Nun ist eine der verurteilten Bloggerinnen, Maria Ta Phong-Tan, in den Hungerstreik getreten, aus Protest gegen die unmenschlichen Haftbedingungen, unter denen die politischen Gefangenen zu leiden haben. Maria Ta Phong-Tan ist eine Juristin, die als treue Dinerin des kommunistischen Staates arbeitete, bevor sie zum Katholizismus konvertierte und über das Regime, welches sie aus erster Hand kennt, engagiert und kritisch zu bloggen begann. 2011 wurde sie verhaftet, Ende 2012 zu zehn Jahren Gefängnis verurteilt. Bereits vor ihrer Verhaftung wurde ihre Bewegungsfreiheit erheblich eingeschränkt. Im Juni und Juli 2011 wurde sie mehrmals vorübergehend festgenommen oder gewaltsam in ihre Wohnung zurück gedrängt, sobald sie in die Kirche gehen wollte.

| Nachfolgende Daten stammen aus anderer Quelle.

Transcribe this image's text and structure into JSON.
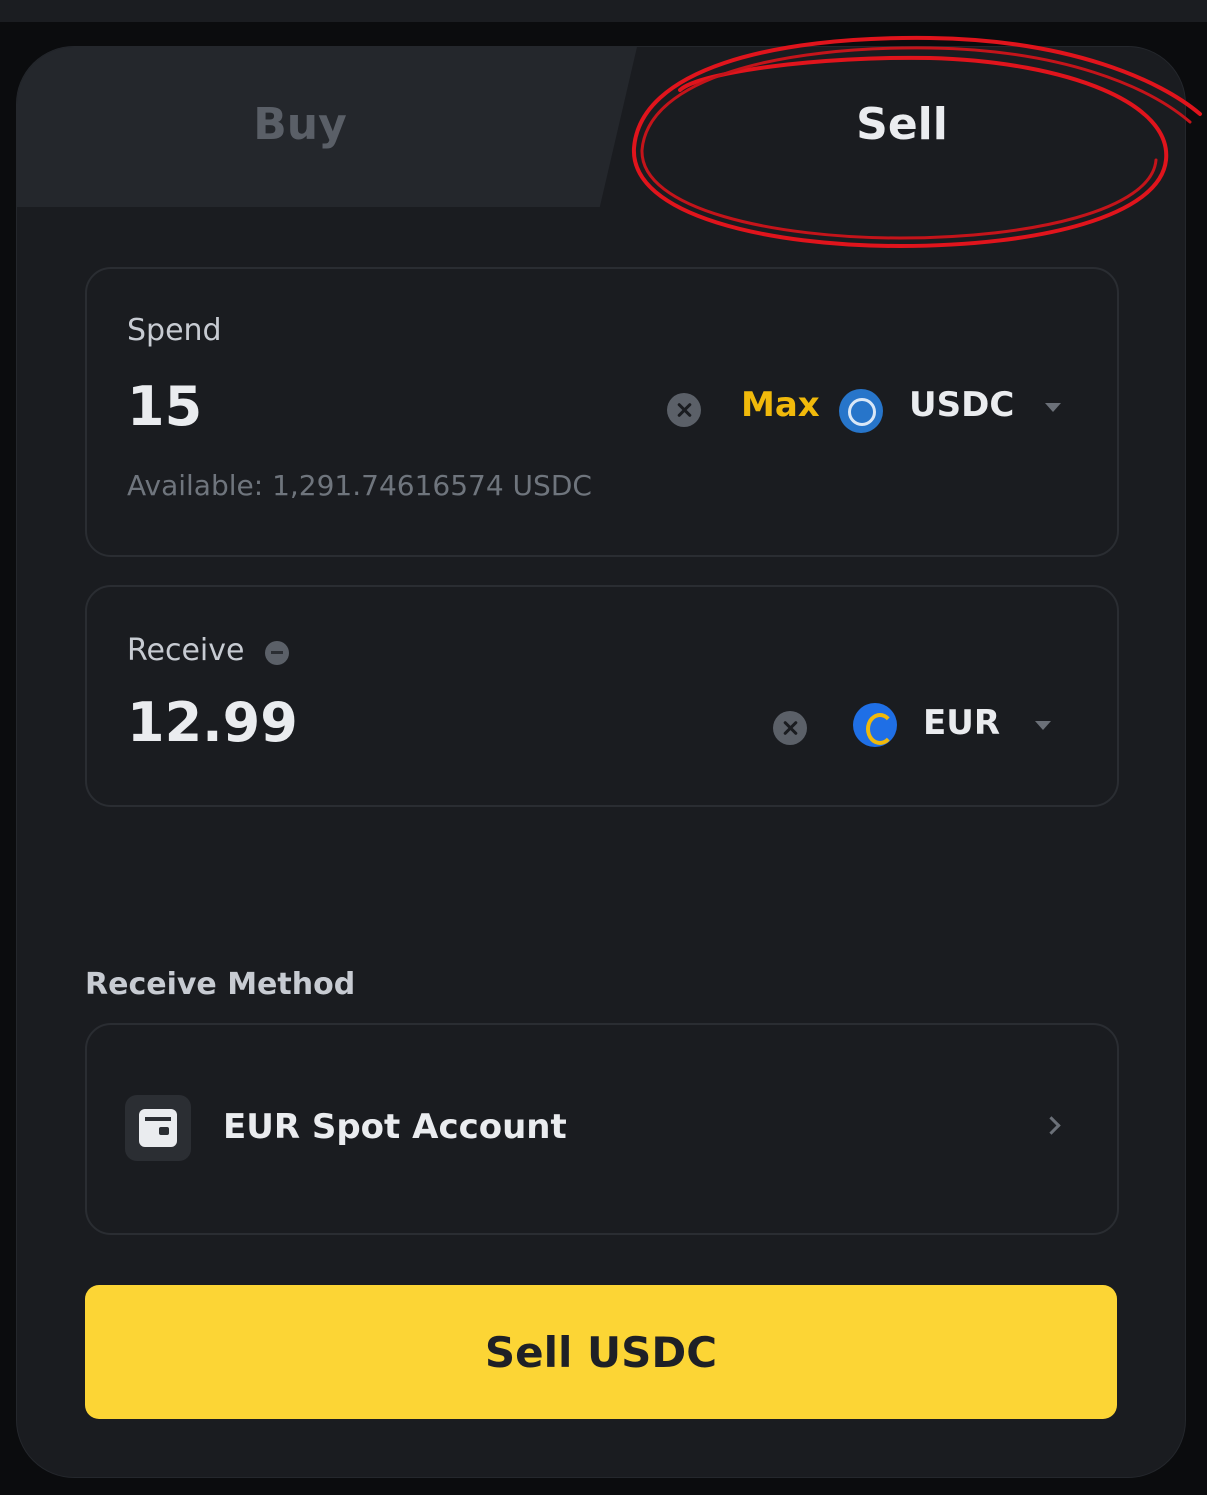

Das Regime weiß: Der Glaube gibt ihr Kraft, die Kraft, nach Wahrheit und Gerechtigkeit zu suchen (so hieß ihr mittlerweile gesperrtes Blog, im Original: Công Lý Và Sự Thật). Nach der Verhaftung sagte Maria Ta Phong-Tan: “I have never panicked when faced with dishonesty and deceitfulness. I always see God smiling, calling me to walk by him. Let us give thanks to God, to the Mother of God, and to the Church which has given us faith and life”.

Maria Ta Phong-Tan wurde für ihre Arbeit mehrfach ausgezeichnet, unter anderem 2013 mit dem International Women of Courage Award, “for her dedication to continually demanding a better government for her people, for her willingness to take risks for her beliefs, and for her life experience and skills as a writer that serve as an inspiration to women in Vietnam”. Schließen wir Maria Ta Phong-Tan und ihre Angehörigen und Freunde, die sich sehr um ihre Gesundheit sorgen und bislang vergeblich versuchten, die mutige Frau zur Beendigung ihres Hungestreiks zu bewegen, in unsere Gedanken und Gebete ein.